The concept of targeted cancer treatment has existed for more than decade, but the technology to make such a drug was largely developed within the past five years, Shah says. There are now three ADCs approved for use, while another 50 are undergoing clinical trials.

Dr. Joseph Balthasar, professor and associate dean for research in the School of Pharmacy and Pharmaceutical Sciences, is also taking aim at cancer through research that will test new strategies for improving the delivery of potent toxins to cancer cells. The study “Catch and Release Immunotoxins: CAR-Bombs for Cancer,” led by Balthasar, received a five-year $1.8 million grant from the National Cancer Institute to support research that aims to use an untested method of delivering antibodies to target colon cancer cells that, if effective, could be applied to nearly any type of cancer.

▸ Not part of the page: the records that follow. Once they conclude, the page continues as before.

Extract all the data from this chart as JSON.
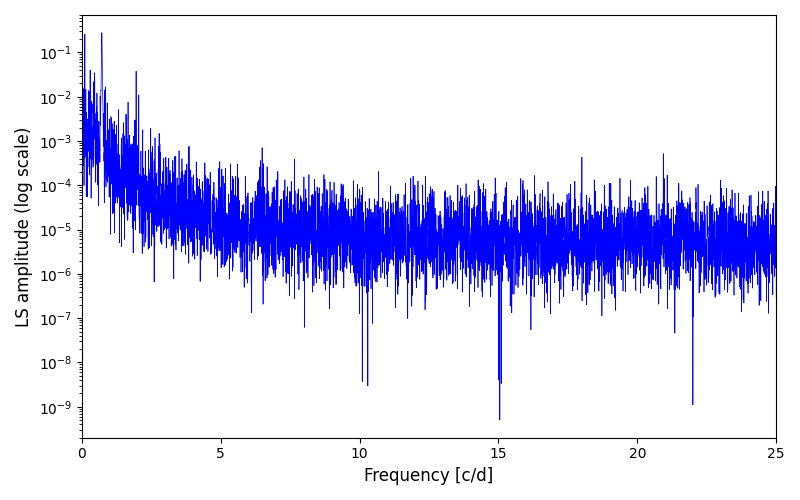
{
  "title": "",
  "xlabel": "Frequency [c/d]",
  "ylabel": "LS amplitude (log scale)",
  "xmin": 0,
  "xmax": 25,
  "ymin": 2e-10,
  "ymax": 0.7,
  "xticks": [
    0,
    5,
    10,
    15,
    20,
    25
  ],
  "line_color": "#0000ff",
  "line_width": 0.5,
  "background_color": "#ffffff",
  "seed": 12345,
  "n_points": 5000,
  "peak_freq": 0.72,
  "peak_amplitude": 0.28,
  "noise_floor_low": 5e-06,
  "noise_floor_high": 5e-06,
  "figsize": [
    8.0,
    5.0
  ],
  "dpi": 100
}
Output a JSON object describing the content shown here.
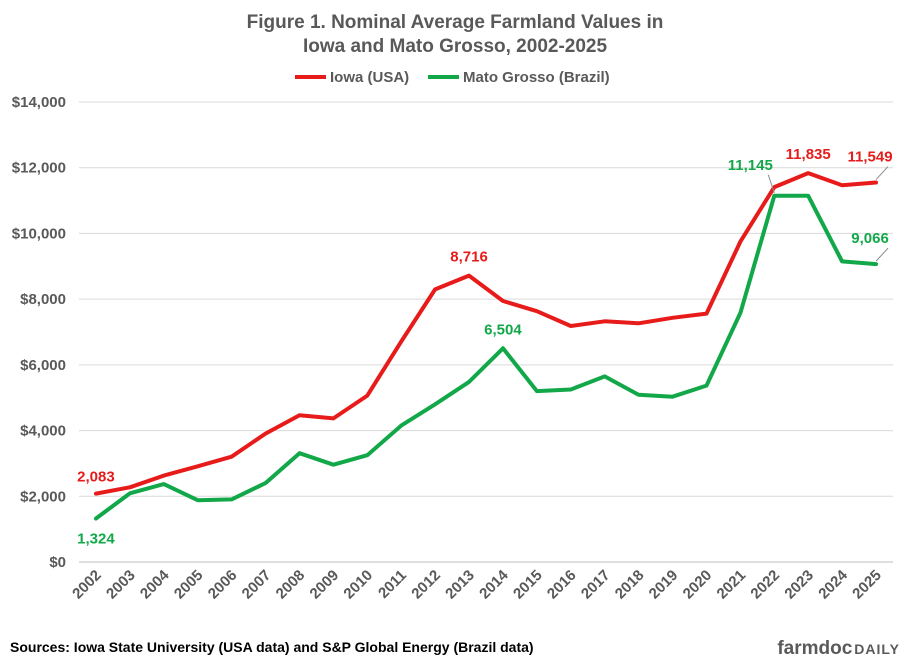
{
  "chart_data": {
    "type": "line",
    "title": [
      "Figure 1. Nominal Average Farmland Values in",
      "Iowa and Mato Grosso, 2002-2025"
    ],
    "x": [
      "2002",
      "2003",
      "2004",
      "2005",
      "2006",
      "2007",
      "2008",
      "2009",
      "2010",
      "2011",
      "2012",
      "2013",
      "2014",
      "2015",
      "2016",
      "2017",
      "2018",
      "2019",
      "2020",
      "2021",
      "2022",
      "2023",
      "2024",
      "2025"
    ],
    "series": [
      {
        "name": "Iowa (USA)",
        "color": "#e81b1b",
        "values": [
          2083,
          2275,
          2629,
          2914,
          3204,
          3908,
          4468,
          4371,
          5064,
          6708,
          8296,
          8716,
          7943,
          7633,
          7183,
          7326,
          7264,
          7432,
          7559,
          9751,
          11411,
          11835,
          11467,
          11549
        ]
      },
      {
        "name": "Mato Grosso (Brazil)",
        "color": "#12a84a",
        "values": [
          1324,
          2090,
          2370,
          1880,
          1905,
          2400,
          3310,
          2960,
          3250,
          4150,
          4800,
          5480,
          6504,
          5200,
          5250,
          5650,
          5090,
          5030,
          5370,
          7580,
          11145,
          11145,
          9150,
          9066
        ]
      }
    ],
    "data_labels": [
      {
        "series": 0,
        "x": "2002",
        "text": "2,083"
      },
      {
        "series": 0,
        "x": "2013",
        "text": "8,716"
      },
      {
        "series": 0,
        "x": "2023",
        "text": "11,835"
      },
      {
        "series": 0,
        "x": "2025",
        "text": "11,549"
      },
      {
        "series": 1,
        "x": "2002",
        "text": "1,324"
      },
      {
        "series": 1,
        "x": "2014",
        "text": "6,504"
      },
      {
        "series": 1,
        "x": "2022",
        "text": "11,145"
      },
      {
        "series": 1,
        "x": "2025",
        "text": "9,066"
      }
    ],
    "yticks": [
      "$0",
      "$2,000",
      "$4,000",
      "$6,000",
      "$8,000",
      "$10,000",
      "$12,000",
      "$14,000"
    ],
    "ylim": [
      0,
      14000
    ],
    "ytick_step": 2000,
    "grid": true,
    "legend": "top-center",
    "xlabel": "",
    "ylabel": ""
  },
  "footer": {
    "source": "Sources: Iowa State University (USA data) and S&P Global Energy (Brazil data)",
    "logo_part1": "farmdoc",
    "logo_part2": "DAILY"
  }
}
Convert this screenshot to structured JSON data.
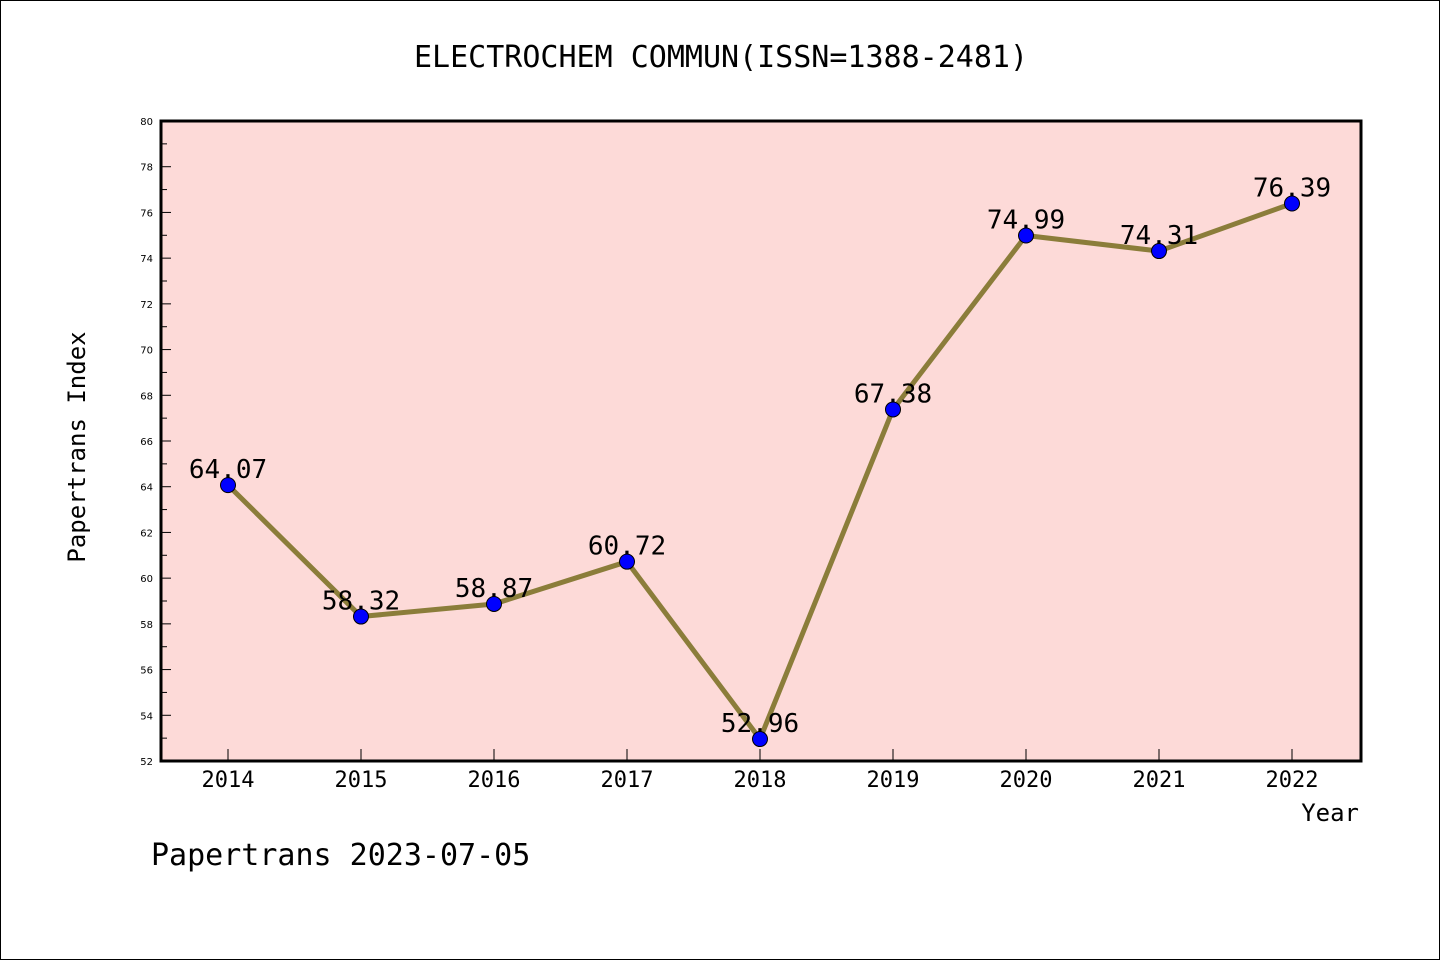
{
  "chart_data": {
    "type": "line",
    "title": "ELECTROCHEM COMMUN(ISSN=1388-2481)",
    "xlabel": "Year",
    "ylabel": "Papertrans Index",
    "categories": [
      "2014",
      "2015",
      "2016",
      "2017",
      "2018",
      "2019",
      "2020",
      "2021",
      "2022"
    ],
    "series": [
      {
        "values": [
          64.07,
          58.32,
          58.87,
          60.72,
          52.96,
          67.38,
          74.99,
          74.31,
          76.39
        ],
        "labels": [
          "64.07",
          "58.32",
          "58.87",
          "60.72",
          "52.96",
          "67.38",
          "74.99",
          "74.31",
          "76.39"
        ]
      }
    ],
    "ylim": [
      52,
      80
    ],
    "yticks": [
      "52",
      "54",
      "56",
      "58",
      "60",
      "62",
      "64",
      "66",
      "68",
      "70",
      "72",
      "74",
      "76",
      "78",
      "80"
    ],
    "grid": false,
    "legend": "none",
    "colors": {
      "plot_background": "#fddad8",
      "line": "#8b7d3a",
      "marker": "#0000ff"
    }
  },
  "footer": {
    "text": "Papertrans 2023-07-05"
  }
}
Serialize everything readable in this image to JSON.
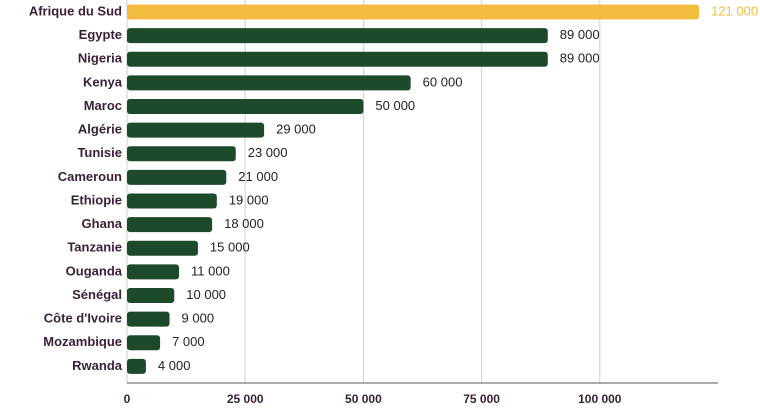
{
  "chart_data": {
    "type": "barh",
    "categories": [
      "Afrique du Sud",
      "Egypte",
      "Nigeria",
      "Kenya",
      "Maroc",
      "Algérie",
      "Tunisie",
      "Cameroun",
      "Ethiopie",
      "Ghana",
      "Tanzanie",
      "Ouganda",
      "Sénégal",
      "Côte d'Ivoire",
      "Mozambique",
      "Rwanda"
    ],
    "values": [
      121000,
      89000,
      89000,
      60000,
      50000,
      29000,
      23000,
      21000,
      19000,
      18000,
      15000,
      11000,
      10000,
      9000,
      7000,
      4000
    ],
    "value_labels": [
      "121 000",
      "89 000",
      "89 000",
      "60 000",
      "50 000",
      "29 000",
      "23 000",
      "21 000",
      "19 000",
      "18 000",
      "15 000",
      "11 000",
      "10 000",
      "9 000",
      "7 000",
      "4 000"
    ],
    "colors": [
      "#f2bc40",
      "#1e4a2c",
      "#1e4a2c",
      "#1e4a2c",
      "#1e4a2c",
      "#1e4a2c",
      "#1e4a2c",
      "#1e4a2c",
      "#1e4a2c",
      "#1e4a2c",
      "#1e4a2c",
      "#1e4a2c",
      "#1e4a2c",
      "#1e4a2c",
      "#1e4a2c",
      "#1e4a2c"
    ],
    "xlim": [
      0,
      125000
    ],
    "xticks": [
      0,
      {
        "value": 25000,
        "label": "25 000"
      },
      {
        "value": 50000,
        "label": "50 000"
      },
      {
        "value": 75000,
        "label": "75 000"
      },
      {
        "value": 100000,
        "label": "100 000"
      }
    ],
    "grid": true
  }
}
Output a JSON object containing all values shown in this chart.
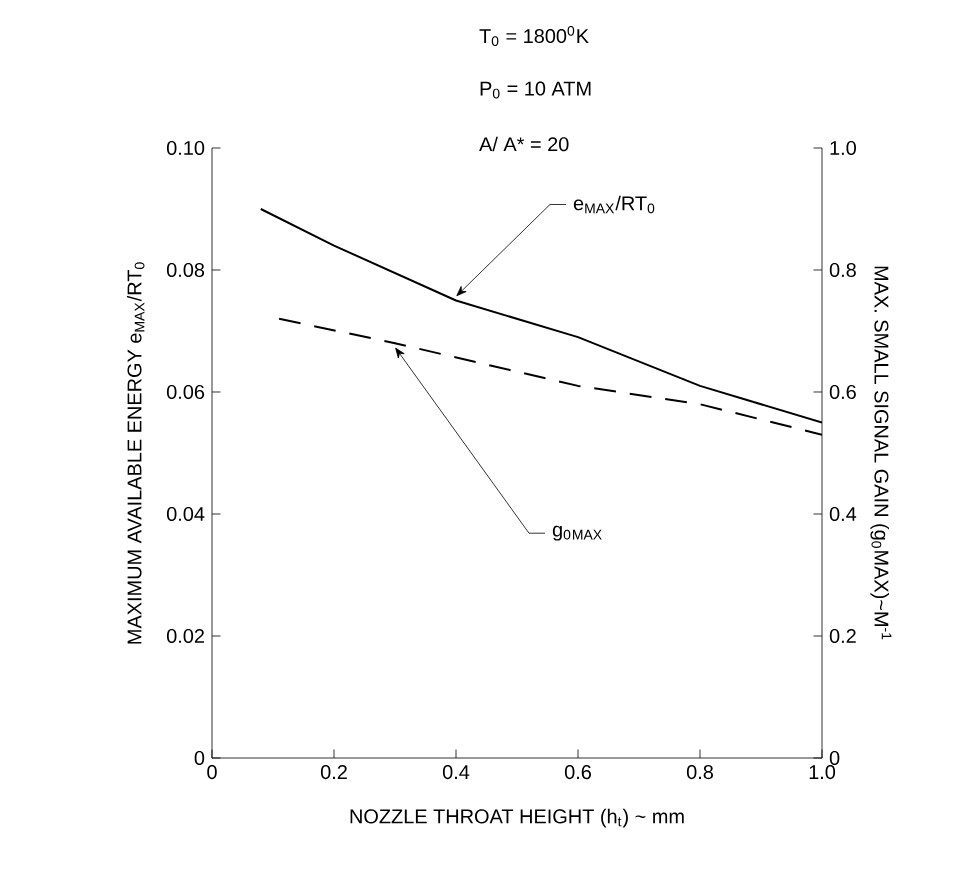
{
  "chart_data": {
    "type": "line",
    "annotations": [
      "T$_{0}$ = 1800$^{0}$K",
      "P$_{0}$ = 10 ATM",
      "A/ A* = 20"
    ],
    "xlabel": "NOZZLE THROAT HEIGHT (h$_{t}$) ~ mm",
    "ylabel": "MAXIMUM AVAILABLE ENERGY e$_{MAX}$/RT$_{0}$",
    "y2label": "MAX. SMALL SIGNAL GAIN (g$_{0}$MAX)~M$^{-1}$",
    "xlim": [
      0,
      1.0
    ],
    "ylim": [
      0,
      0.1
    ],
    "y2lim": [
      0,
      1.0
    ],
    "xticks": [
      0,
      0.2,
      0.4,
      0.6,
      0.8,
      {
        "value": 1.0,
        "label": "1.0"
      }
    ],
    "yticks": [
      0,
      0.02,
      0.04,
      0.06,
      0.08,
      {
        "value": 0.1,
        "label": "0.10"
      }
    ],
    "y2ticks": [
      0,
      0.2,
      0.4,
      0.6,
      0.8,
      {
        "value": 1.0,
        "label": "1.0"
      }
    ],
    "grid": false,
    "series": [
      {
        "name": "e$_{MAX}$/RT$_{0}$",
        "color": "#000000",
        "line_style": "solid",
        "x": [
          0.08,
          0.2,
          0.4,
          0.6,
          0.8,
          1.0
        ],
        "values": [
          0.09,
          0.084,
          0.075,
          0.069,
          0.061,
          0.055
        ]
      },
      {
        "name": "g$_{0}$$_{MAX}$",
        "color": "#000000",
        "line_style": "dashed",
        "axis": "y2",
        "x": [
          0.11,
          0.3,
          0.6,
          0.8,
          1.0
        ],
        "values": [
          0.72,
          0.68,
          0.61,
          0.58,
          0.53
        ]
      }
    ]
  }
}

“The strategy that we are pursuing is a ‘platform approach’ that may be applied to many different types of cancer,” says Balthasar, also director of the UB Center for Protein Therapeutics. “If our work is successful, we may be able to move forward to develop a panel of treatments, providing increased safety and efficacy for many cancer patients.”

Although advances have been made in the treatment of cancer with surgery, radiation and chemotherapy, there is a critical need to develop novel approaches with promise for improved selectivity, potency and efficacy, Balthasar said.

He will test a new treatment strategy that employs “catchand- release” antibodies that are bound to powerful toxins
and cell-penetrating peptides. These molecules target and bind to cancer cells, allowing for the efficient release of toxins into the cell’s cytoplasm—the fluid that fills a cell.

Preliminary data gathered to access the binding, toxicity and pharmacokinetics—how the body affects a drug—of the antibody support the feasibility of the method as a viable form of treatment, Balthasar said.